On nous a encore enseigné à
l’école que la poésie est le monde de l’imagination,
et la science est celui de la réalité et de la raison.
Grandi dans la pratique des deux
métiers, si l’on regarde autour de soi, on trouve des conditions
passablement transformées.
La "littérature pure" en
tant que domaine labélisé à l’aune
supérieure, exige une objectivité de plus en plus stricte, quand
il s’agit de choisir à qui décerner le rang de grand
écrivain. Si on lit le roman d’un auteur nobélisé,
ou au moins de ceux qui sont de "vrais Nobel", comme un Thomas Mann,
un Galsworthy, un Sinclair Lewis, un Proust ou dans une moindre mesure un
Romain Rolland, on se sent comme
assis dans la salle d’auscultation d’un hôpital : la
lumière cruellement pénétrante des lampes à arc
éclaire l’âme de l’écrivain et du lecteur, sans
tolérer aucune pénombre même aux tréfonds les plus
cachés, aucune incertitude, aucune imagination vaniteuse. Ces
écrivains décrivent l’homme, tel que le savant naturaliste
représente un insecte, tel qu’il est, sans prêter attention
au rêve brumeux, à la façon dont l’homme
s’imagine lui-même, ou encore moins comment il aimerait être. Le nouveau genre épique a
définitivement rompu avec les héros et le romantisme
héroïque : chaque personnage n’est qu’un
rôle épisodique, une étude, un thème, rien
d’autre. Et ce n’est pas un hasard que ce nouvel art épique,
après quelques années de coquetterie (Zola et son école),
a rompu avec les sciences naturelles
aussi, au nom du même principe qu’il a appris d’elles (le
disciple est plus sévère que le maître) : il a
rejeté les idéaux "évolution et
révolution", les différents ismes, constatant que les théories des sciences sont peu
fiables, justement parce qu’elles ne sont pas suffisamment exactes, et il
ne reste qu’un seul moyen à l’écrivain :
l’observation impartiale.
Et l’homme, s’il veut se sentir
un héros malgré tout, est contraint de se réfugier parmi
les bastions des sciences – là il y a encore de la vie, une
"vigueur" encourageante – là il peut encore rêver,
son sort et son destin ne sont pas scellés comme dans les romans et les
drames modernes, là règne la religion archaïque du libre
arbitre, un nouvel Olympe, avec sur son trône le dieu Homme, des
compagnons de combat téméraires qui veulent changer le destin,
croient au miracle et à la rédemption.
Ou plus simplement : parmi les
enfants.
Les enfants jouent. Toute cette chambre
d’enfants installée pour l’éternité,
Invention et découverte.
Aujourd’hui nous en sommes
là : si je veux rester sobre et intelligent, donc pessimiste et
désillusionné, je prends en main un roman d’un prix Nobel.

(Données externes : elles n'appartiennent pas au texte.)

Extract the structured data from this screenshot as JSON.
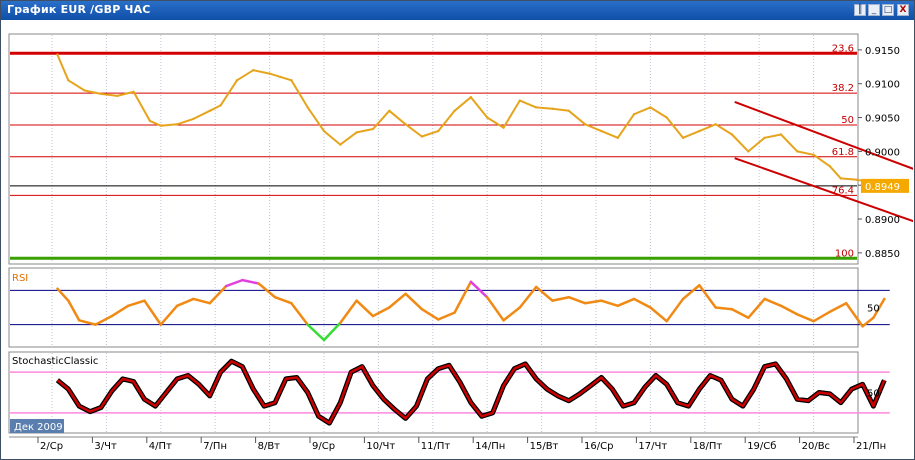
{
  "window": {
    "title": "График EUR /GBP  ЧАС",
    "buttons": [
      "║",
      "_",
      "□",
      "X"
    ]
  },
  "chart_data": [
    {
      "type": "line",
      "name": "price",
      "y_ticks": [
        "0.9150",
        "0.9100",
        "0.9050",
        "0.9000",
        "0.8950",
        "0.8900",
        "0.8850"
      ],
      "y_tick_values": [
        0.915,
        0.91,
        0.905,
        0.9,
        0.895,
        0.89,
        0.885
      ],
      "ylim": [
        0.8835,
        0.9172
      ],
      "current_price": "0.8949",
      "current_value": 0.8949,
      "fib_levels": [
        {
          "label": "23.6",
          "value": 0.9145
        },
        {
          "label": "38.2",
          "value": 0.9086
        },
        {
          "label": "50",
          "value": 0.9039
        },
        {
          "label": "61.8",
          "value": 0.8992
        },
        {
          "label": "76.4",
          "value": 0.8935
        },
        {
          "label": "100",
          "value": 0.8842
        }
      ],
      "channel": [
        {
          "from": [
            13.55,
            0.9073
          ],
          "to": [
            17.9,
            0.8942
          ]
        },
        {
          "from": [
            13.55,
            0.899
          ],
          "to": [
            17.0,
            0.8892
          ]
        }
      ],
      "series": [
        {
          "x": [
            1.1,
            1.3,
            1.6,
            1.9,
            2.2,
            2.5,
            2.8,
            3.0,
            3.3,
            3.6,
            3.9,
            4.1,
            4.4,
            4.7,
            5.0,
            5.2,
            5.4,
            5.7,
            6.0,
            6.3,
            6.6,
            6.9,
            7.2,
            7.5,
            7.8,
            8.1,
            8.4,
            8.7,
            9.0,
            9.3,
            9.6,
            9.9,
            10.2,
            10.5,
            10.8,
            11.1,
            11.4,
            11.7,
            12.0,
            12.3,
            12.6,
            12.9,
            13.2,
            13.5,
            13.8,
            14.1,
            14.4,
            14.7,
            15.0,
            15.3,
            15.5,
            15.8,
            16.0,
            16.2
          ],
          "y": [
            0.9143,
            0.9105,
            0.909,
            0.9085,
            0.9082,
            0.9088,
            0.9045,
            0.9038,
            0.904,
            0.9048,
            0.906,
            0.9068,
            0.9105,
            0.912,
            0.9115,
            0.911,
            0.9105,
            0.9065,
            0.903,
            0.901,
            0.9028,
            0.9033,
            0.906,
            0.904,
            0.9022,
            0.903,
            0.906,
            0.908,
            0.905,
            0.9035,
            0.9075,
            0.9065,
            0.9063,
            0.906,
            0.904,
            0.903,
            0.902,
            0.9055,
            0.9065,
            0.905,
            0.902,
            0.903,
            0.904,
            0.9025,
            0.9,
            0.902,
            0.9025,
            0.9,
            0.8995,
            0.8978,
            0.896,
            0.8958,
            0.8955,
            0.8948
          ]
        }
      ]
    },
    {
      "type": "line",
      "name": "oscillator-1",
      "title": "RSI",
      "y_ticks": [
        "50"
      ],
      "levels": [
        70,
        30
      ],
      "ylim": [
        5,
        95
      ],
      "series": [
        {
          "x": [
            1.1,
            1.3,
            1.5,
            1.8,
            2.1,
            2.4,
            2.7,
            3.0,
            3.3,
            3.6,
            3.9,
            4.2,
            4.5,
            4.8,
            5.1,
            5.4,
            5.7,
            6.0,
            6.3,
            6.6,
            6.9,
            7.2,
            7.5,
            7.8,
            8.1,
            8.4,
            8.7,
            9.0,
            9.3,
            9.6,
            9.9,
            10.2,
            10.5,
            10.8,
            11.1,
            11.4,
            11.7,
            12.0,
            12.3,
            12.6,
            12.9,
            13.2,
            13.5,
            13.8,
            14.1,
            14.4,
            14.7,
            15.0,
            15.3,
            15.6,
            15.9,
            16.1,
            16.3
          ],
          "y": [
            72,
            58,
            35,
            30,
            40,
            52,
            58,
            30,
            52,
            60,
            55,
            75,
            82,
            78,
            62,
            55,
            30,
            12,
            32,
            58,
            40,
            50,
            66,
            48,
            36,
            44,
            80,
            62,
            35,
            50,
            74,
            58,
            62,
            55,
            58,
            52,
            60,
            50,
            34,
            60,
            76,
            50,
            48,
            38,
            60,
            52,
            42,
            34,
            45,
            55,
            28,
            38,
            60
          ]
        }
      ]
    },
    {
      "type": "line",
      "name": "oscillator-2",
      "title": "StochasticClassic",
      "y_ticks": [
        "50"
      ],
      "levels": [
        80,
        20
      ],
      "ylim": [
        -8,
        108
      ],
      "series": [
        {
          "x": [
            1.1,
            1.3,
            1.5,
            1.7,
            1.9,
            2.1,
            2.3,
            2.5,
            2.7,
            2.9,
            3.1,
            3.3,
            3.5,
            3.7,
            3.9,
            4.1,
            4.3,
            4.5,
            4.7,
            4.9,
            5.1,
            5.3,
            5.5,
            5.7,
            5.9,
            6.1,
            6.3,
            6.5,
            6.7,
            6.9,
            7.1,
            7.3,
            7.5,
            7.7,
            7.9,
            8.1,
            8.3,
            8.5,
            8.7,
            8.9,
            9.1,
            9.3,
            9.5,
            9.7,
            9.9,
            10.1,
            10.3,
            10.5,
            10.7,
            10.9,
            11.1,
            11.3,
            11.5,
            11.7,
            11.9,
            12.1,
            12.3,
            12.5,
            12.7,
            12.9,
            13.1,
            13.3,
            13.5,
            13.7,
            13.9,
            14.1,
            14.3,
            14.5,
            14.7,
            14.9,
            15.1,
            15.3,
            15.5,
            15.7,
            15.9,
            16.1,
            16.3
          ],
          "y": [
            68,
            55,
            30,
            22,
            28,
            52,
            70,
            66,
            40,
            30,
            50,
            70,
            75,
            62,
            45,
            80,
            96,
            88,
            55,
            30,
            35,
            70,
            72,
            50,
            15,
            5,
            35,
            80,
            88,
            60,
            40,
            25,
            12,
            30,
            70,
            85,
            90,
            65,
            35,
            15,
            20,
            60,
            85,
            92,
            70,
            55,
            45,
            38,
            48,
            60,
            72,
            55,
            30,
            35,
            58,
            75,
            62,
            35,
            30,
            55,
            75,
            68,
            40,
            30,
            55,
            88,
            92,
            70,
            40,
            38,
            50,
            48,
            35,
            55,
            62,
            30,
            68
          ]
        }
      ]
    }
  ],
  "x_axis": {
    "labels": [
      "2/Ср",
      "3/Чт",
      "4/Пт",
      "7/Пн",
      "8/Вт",
      "9/Ср",
      "10/Чт",
      "11/Пт",
      "14/Пн",
      "15/Вт",
      "16/Ср",
      "17/Чт",
      "18/Пт",
      "19/Сб",
      "20/Вс",
      "21/Пн"
    ],
    "positions": [
      1,
      2,
      3,
      4,
      5,
      6,
      7,
      8,
      9,
      10,
      11,
      12,
      13,
      14,
      15,
      16
    ],
    "period_label": "Дек 2009"
  },
  "colors": {
    "price_line": "#e6a41c",
    "fib_line": "#d40000",
    "fib_bold": "#cc0000",
    "green_line": "#3aa000",
    "current_line": "#000000",
    "channel": "#cc0000",
    "rsi_line": "#f08a14",
    "rsi_low": "#33dd33",
    "rsi_high": "#e040e0",
    "stoch_main": "#cc0000",
    "stoch_shadow": "#000000",
    "stoch_levels": "#ff88dd",
    "rsi_levels": "#000080",
    "price_badge": "#f5a800",
    "title_bg": "#1a5bbd",
    "period_badge": "#5a7fae"
  },
  "icons": [
    "restore-icon",
    "minimize-icon",
    "maximize-icon",
    "close-icon"
  ]
}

Mais si je suis d’une humeur telle que mon imagination aimerait faire les
quatre cents coups, prendre une bonne cuite, se faire pousser des ailes, voir
en rose, merveilleuse, féerique et paradisiaque cette belle vie –
alors je prends un livre de sciences, non une version vulgarisatrice,
"adaptée pour les profanes", mais l’œuvre source, telle que le savant l’a
rédigée à chaud, en sautant de sa baignoire
d’Archimède, de son atelier, où il clame
Par bonheur, ignorant les "conditions
objectives" déclinantes, c’est justement de nos jours que ces
très chers enfants de la science gigotent et s’ébrouent le
plus allègrement dans et hors de cette baignoire.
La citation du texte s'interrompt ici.